WHY? must North American airlines serve such horrid food. It’s bad enough that I have to pay for it (see the whole I already paid for my ticket thing) but must it be gross too? European airlines serve some seriously yummy food. In fact, I once restrained myself from asking Air France for their remoulade recipe. True story. :P

Prathiba October 8, 2011 at 6:41 pm

This is hilarious! I especially love your girls in heels commentary. SO true!

Holly October 8, 2011 at 7:04 pm

UGH- You hit EVERY airport complaint of mine! The heels drive me CRAZY & the girls that where fancy dresses & then spend like every 5 seconds checking themselves in the nearest bathroom. You are FLYING..I mean seriously?! I’ll never figure it out.

Julia October 8, 2011 at 9:46 pm

Tyler and I also don’t understand the rush-to-get-in-line-to-get-on-the-tiny-a$$-airplane phenomenon. They aren’t going to giveaway your seat.
I’m so sorry about the smelly guy next to you. Ick.
And heels and a short, skintight dress are never appropriate flight attire. I don’t care who you are meeting at the baggage claim.
I bring socks on every single flight now, even though I wear flip flops. So I end up walking around in socks and sandals if I get up to go to the bathroom. I am that cool.
Have a great weekend!

Deb (SmoothieGirlEatsToo) October 9, 2011 at 3:52 am

I have some answers to your whys:
1. People rush on to get the overhead space. I’m married to someone obsessed with overhead space, so he takes off like a runner at a triathalon the second they call our section.
2. It’s airport karma that you’ll either be racing (see above) to get on the plane, or sitting for hours twiddling your thumbs. But it helps to bring a few magazines, just in case. However, if you bring one, or even two, then you’ll be late and be lucky to make your flight. If you forget the magazines, you’ll be sitting for hours and then have to decide whether or not to go spend more money on more magazines.
3. Peanut butter debacle: I took a bunch of mini PB containers and figured they were liquid so I had an entire quart bag full of them. So I asked the guy if it needed to be done (like for my next flight) and he said No! ?!?!?!!Which is it with peanut butter, yes or no!?

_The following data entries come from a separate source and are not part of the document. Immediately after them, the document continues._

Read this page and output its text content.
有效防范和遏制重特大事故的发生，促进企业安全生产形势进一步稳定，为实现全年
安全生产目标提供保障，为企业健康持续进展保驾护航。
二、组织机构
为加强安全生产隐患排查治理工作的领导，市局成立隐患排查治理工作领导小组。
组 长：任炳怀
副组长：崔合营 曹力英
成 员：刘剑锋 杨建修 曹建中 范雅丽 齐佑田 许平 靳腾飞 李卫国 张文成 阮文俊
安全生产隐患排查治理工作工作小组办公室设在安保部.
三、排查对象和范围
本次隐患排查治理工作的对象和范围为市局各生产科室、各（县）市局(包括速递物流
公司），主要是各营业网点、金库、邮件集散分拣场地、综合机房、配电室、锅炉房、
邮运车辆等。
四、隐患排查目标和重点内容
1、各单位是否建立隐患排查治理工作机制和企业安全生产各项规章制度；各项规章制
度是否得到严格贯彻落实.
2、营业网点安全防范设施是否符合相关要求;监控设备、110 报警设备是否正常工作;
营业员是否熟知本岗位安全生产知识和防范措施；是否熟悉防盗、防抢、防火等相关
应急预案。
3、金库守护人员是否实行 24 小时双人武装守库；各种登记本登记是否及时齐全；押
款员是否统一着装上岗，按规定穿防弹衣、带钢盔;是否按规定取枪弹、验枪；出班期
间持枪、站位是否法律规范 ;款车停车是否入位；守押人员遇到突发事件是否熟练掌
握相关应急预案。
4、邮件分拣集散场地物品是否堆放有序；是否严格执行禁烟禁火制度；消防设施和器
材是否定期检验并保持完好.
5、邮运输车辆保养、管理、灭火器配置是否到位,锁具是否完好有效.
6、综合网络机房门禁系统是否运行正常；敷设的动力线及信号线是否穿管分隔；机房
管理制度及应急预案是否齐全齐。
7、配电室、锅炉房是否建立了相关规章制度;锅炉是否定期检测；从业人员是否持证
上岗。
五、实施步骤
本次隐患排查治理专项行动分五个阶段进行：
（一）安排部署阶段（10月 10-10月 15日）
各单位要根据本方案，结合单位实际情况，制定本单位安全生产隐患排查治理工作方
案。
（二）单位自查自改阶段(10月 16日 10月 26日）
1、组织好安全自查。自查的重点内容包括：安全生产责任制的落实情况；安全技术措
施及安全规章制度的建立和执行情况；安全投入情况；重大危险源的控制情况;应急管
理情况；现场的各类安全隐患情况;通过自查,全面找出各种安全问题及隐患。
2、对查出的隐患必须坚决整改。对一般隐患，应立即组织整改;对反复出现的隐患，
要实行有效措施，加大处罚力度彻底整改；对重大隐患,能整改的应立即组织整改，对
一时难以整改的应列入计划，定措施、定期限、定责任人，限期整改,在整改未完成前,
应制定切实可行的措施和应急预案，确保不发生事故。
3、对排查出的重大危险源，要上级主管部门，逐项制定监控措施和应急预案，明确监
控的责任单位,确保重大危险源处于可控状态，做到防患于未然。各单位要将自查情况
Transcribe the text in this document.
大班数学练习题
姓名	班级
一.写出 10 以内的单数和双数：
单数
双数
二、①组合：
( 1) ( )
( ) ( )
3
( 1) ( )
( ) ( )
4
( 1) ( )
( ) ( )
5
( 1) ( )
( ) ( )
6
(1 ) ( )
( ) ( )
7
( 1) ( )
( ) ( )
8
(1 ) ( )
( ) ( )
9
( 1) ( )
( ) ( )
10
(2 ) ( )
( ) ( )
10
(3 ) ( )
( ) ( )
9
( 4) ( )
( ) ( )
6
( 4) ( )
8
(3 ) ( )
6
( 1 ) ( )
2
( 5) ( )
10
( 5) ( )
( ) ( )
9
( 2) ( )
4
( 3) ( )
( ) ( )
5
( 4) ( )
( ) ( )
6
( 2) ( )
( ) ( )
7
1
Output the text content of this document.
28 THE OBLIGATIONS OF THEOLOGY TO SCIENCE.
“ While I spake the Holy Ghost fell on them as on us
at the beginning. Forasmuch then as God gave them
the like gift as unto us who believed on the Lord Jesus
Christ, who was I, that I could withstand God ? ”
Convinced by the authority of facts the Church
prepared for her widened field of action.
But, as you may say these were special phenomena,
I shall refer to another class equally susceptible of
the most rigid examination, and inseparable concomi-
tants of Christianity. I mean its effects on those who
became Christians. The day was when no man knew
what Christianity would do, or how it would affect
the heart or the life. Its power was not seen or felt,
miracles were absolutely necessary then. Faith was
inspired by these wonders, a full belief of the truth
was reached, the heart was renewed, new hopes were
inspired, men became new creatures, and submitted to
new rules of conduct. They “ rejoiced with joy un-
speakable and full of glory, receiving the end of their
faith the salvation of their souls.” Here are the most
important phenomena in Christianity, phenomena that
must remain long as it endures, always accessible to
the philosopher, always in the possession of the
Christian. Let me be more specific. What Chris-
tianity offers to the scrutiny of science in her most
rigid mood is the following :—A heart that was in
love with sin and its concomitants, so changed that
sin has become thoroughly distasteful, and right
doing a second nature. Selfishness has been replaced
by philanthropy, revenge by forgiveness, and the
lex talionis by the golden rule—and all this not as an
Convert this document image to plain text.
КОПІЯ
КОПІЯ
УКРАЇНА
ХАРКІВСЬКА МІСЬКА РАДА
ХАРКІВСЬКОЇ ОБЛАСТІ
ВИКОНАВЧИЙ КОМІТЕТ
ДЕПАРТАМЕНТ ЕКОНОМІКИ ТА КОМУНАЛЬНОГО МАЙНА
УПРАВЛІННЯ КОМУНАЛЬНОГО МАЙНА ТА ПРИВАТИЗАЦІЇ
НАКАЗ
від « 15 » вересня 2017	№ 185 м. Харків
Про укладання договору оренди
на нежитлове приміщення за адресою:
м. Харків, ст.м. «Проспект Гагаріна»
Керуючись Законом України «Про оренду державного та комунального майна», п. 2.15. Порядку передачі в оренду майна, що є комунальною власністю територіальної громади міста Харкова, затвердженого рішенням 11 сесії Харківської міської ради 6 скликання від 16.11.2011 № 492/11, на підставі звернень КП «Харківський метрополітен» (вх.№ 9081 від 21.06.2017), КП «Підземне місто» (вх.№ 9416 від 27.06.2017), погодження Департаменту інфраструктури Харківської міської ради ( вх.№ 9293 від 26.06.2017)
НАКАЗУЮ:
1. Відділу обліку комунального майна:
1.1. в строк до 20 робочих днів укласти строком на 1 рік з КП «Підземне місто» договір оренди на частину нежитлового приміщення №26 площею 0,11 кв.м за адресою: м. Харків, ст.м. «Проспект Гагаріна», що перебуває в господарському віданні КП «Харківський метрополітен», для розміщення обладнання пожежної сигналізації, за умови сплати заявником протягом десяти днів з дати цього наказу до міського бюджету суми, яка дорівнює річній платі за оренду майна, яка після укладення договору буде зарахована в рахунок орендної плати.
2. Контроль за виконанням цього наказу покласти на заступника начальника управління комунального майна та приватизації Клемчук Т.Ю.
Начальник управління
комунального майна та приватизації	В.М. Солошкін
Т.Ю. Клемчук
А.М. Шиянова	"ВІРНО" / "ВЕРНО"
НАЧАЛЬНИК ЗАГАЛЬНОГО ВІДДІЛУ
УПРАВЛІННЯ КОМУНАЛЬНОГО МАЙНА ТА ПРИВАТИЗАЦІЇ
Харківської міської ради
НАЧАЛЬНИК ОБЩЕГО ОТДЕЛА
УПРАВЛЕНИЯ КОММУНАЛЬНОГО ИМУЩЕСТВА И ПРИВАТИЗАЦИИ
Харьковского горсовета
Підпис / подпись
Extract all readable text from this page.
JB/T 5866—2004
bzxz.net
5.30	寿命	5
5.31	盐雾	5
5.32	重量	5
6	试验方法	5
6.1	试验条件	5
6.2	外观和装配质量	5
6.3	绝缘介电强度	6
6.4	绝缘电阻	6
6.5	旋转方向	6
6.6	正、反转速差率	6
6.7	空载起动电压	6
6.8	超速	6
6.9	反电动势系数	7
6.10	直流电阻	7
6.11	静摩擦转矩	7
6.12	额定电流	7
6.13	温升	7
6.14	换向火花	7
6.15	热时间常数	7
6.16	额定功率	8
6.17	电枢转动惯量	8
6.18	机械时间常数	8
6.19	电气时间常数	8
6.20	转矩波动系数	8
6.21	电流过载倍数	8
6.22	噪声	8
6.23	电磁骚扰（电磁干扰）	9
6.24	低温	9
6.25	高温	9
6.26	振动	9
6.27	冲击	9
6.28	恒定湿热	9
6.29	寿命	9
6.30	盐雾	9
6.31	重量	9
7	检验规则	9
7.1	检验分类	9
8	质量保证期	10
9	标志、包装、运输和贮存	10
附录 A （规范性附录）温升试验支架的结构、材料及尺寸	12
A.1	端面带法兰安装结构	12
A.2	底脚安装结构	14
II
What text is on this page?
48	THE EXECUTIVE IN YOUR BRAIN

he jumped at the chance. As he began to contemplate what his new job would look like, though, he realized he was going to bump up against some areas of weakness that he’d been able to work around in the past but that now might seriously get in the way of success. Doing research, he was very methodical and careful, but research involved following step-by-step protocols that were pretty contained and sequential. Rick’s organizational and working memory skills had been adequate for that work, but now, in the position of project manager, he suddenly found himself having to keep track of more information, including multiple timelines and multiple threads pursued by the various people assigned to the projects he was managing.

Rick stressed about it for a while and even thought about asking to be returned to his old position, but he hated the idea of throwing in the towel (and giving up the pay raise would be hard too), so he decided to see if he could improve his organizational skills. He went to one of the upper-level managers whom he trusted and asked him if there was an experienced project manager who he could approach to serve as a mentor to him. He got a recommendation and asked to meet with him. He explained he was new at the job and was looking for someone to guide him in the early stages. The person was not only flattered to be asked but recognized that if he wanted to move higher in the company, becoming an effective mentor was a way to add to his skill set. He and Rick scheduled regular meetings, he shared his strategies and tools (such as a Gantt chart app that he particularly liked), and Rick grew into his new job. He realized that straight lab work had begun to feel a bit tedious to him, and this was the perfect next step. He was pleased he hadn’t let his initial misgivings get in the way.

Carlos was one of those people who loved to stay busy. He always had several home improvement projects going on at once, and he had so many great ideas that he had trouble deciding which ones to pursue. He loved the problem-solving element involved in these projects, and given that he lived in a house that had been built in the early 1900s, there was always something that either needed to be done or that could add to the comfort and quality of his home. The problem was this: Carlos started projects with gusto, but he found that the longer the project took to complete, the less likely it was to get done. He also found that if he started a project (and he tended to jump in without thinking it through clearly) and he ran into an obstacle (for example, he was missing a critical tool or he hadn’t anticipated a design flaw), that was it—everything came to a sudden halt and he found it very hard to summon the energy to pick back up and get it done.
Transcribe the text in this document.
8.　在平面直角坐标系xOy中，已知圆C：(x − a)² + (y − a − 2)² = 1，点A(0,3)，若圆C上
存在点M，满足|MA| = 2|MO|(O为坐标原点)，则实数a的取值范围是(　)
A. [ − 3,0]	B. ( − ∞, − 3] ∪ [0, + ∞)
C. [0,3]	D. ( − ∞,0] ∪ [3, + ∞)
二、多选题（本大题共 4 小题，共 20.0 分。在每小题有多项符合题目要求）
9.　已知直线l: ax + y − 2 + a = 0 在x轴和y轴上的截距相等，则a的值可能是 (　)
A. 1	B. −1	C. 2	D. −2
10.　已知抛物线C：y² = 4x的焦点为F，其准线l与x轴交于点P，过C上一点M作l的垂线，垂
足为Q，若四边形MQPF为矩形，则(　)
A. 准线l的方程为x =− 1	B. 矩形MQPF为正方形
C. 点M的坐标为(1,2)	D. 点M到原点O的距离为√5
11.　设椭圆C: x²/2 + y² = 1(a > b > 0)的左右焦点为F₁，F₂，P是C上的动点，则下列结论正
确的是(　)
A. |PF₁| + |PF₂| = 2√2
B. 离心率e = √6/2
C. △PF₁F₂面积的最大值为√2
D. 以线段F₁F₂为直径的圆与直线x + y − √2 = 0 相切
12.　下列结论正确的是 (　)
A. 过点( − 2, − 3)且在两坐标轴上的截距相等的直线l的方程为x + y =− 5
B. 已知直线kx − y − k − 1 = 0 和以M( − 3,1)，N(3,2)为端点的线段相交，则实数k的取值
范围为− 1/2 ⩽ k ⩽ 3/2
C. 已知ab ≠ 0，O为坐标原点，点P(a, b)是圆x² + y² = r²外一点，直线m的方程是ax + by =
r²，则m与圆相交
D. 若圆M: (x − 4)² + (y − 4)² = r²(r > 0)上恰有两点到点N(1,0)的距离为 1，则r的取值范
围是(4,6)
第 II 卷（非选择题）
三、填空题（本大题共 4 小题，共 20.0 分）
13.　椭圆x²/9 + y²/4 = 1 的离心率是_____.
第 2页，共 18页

Gotta hit the hay- so tireddddd

Lauren @ Oatmeal after Spinning October 9, 2011 at 1:52 pm

I love this post. I think it’s my most favorite, ever.

I have the worst luck with having my flight delayed- I swear it happens every single time I fly. Nothing worse than being at the control of the airline and there’s NOTHING you can do about it!!

Glad you made it there safe. :)

Brittany October 9, 2011 at 4:01 pm

Hahhaa this is one of the best posts ever. Everything is soo true!! Sorry about the guys with the BO. One time I was on a flight and my mom was sitting next to an old lady who picked her CHIN HAIR almost the entire flight. We almost threw up

Heather @ Kiss My Broccoli October 10, 2011 at 8:55 am

Oh man! I guess I’ve always gotten pretty lucky when it comes to my airplane seatmates…hope you didn’t lose too many braincells holding your breath for so long! ;)

My gripe is WHY do they have to make the restrooms on the airplane SO small?! I mean, is it really that much of a space/money saver? I can’t even reach to undo my belt without smacking my elbows against the walls!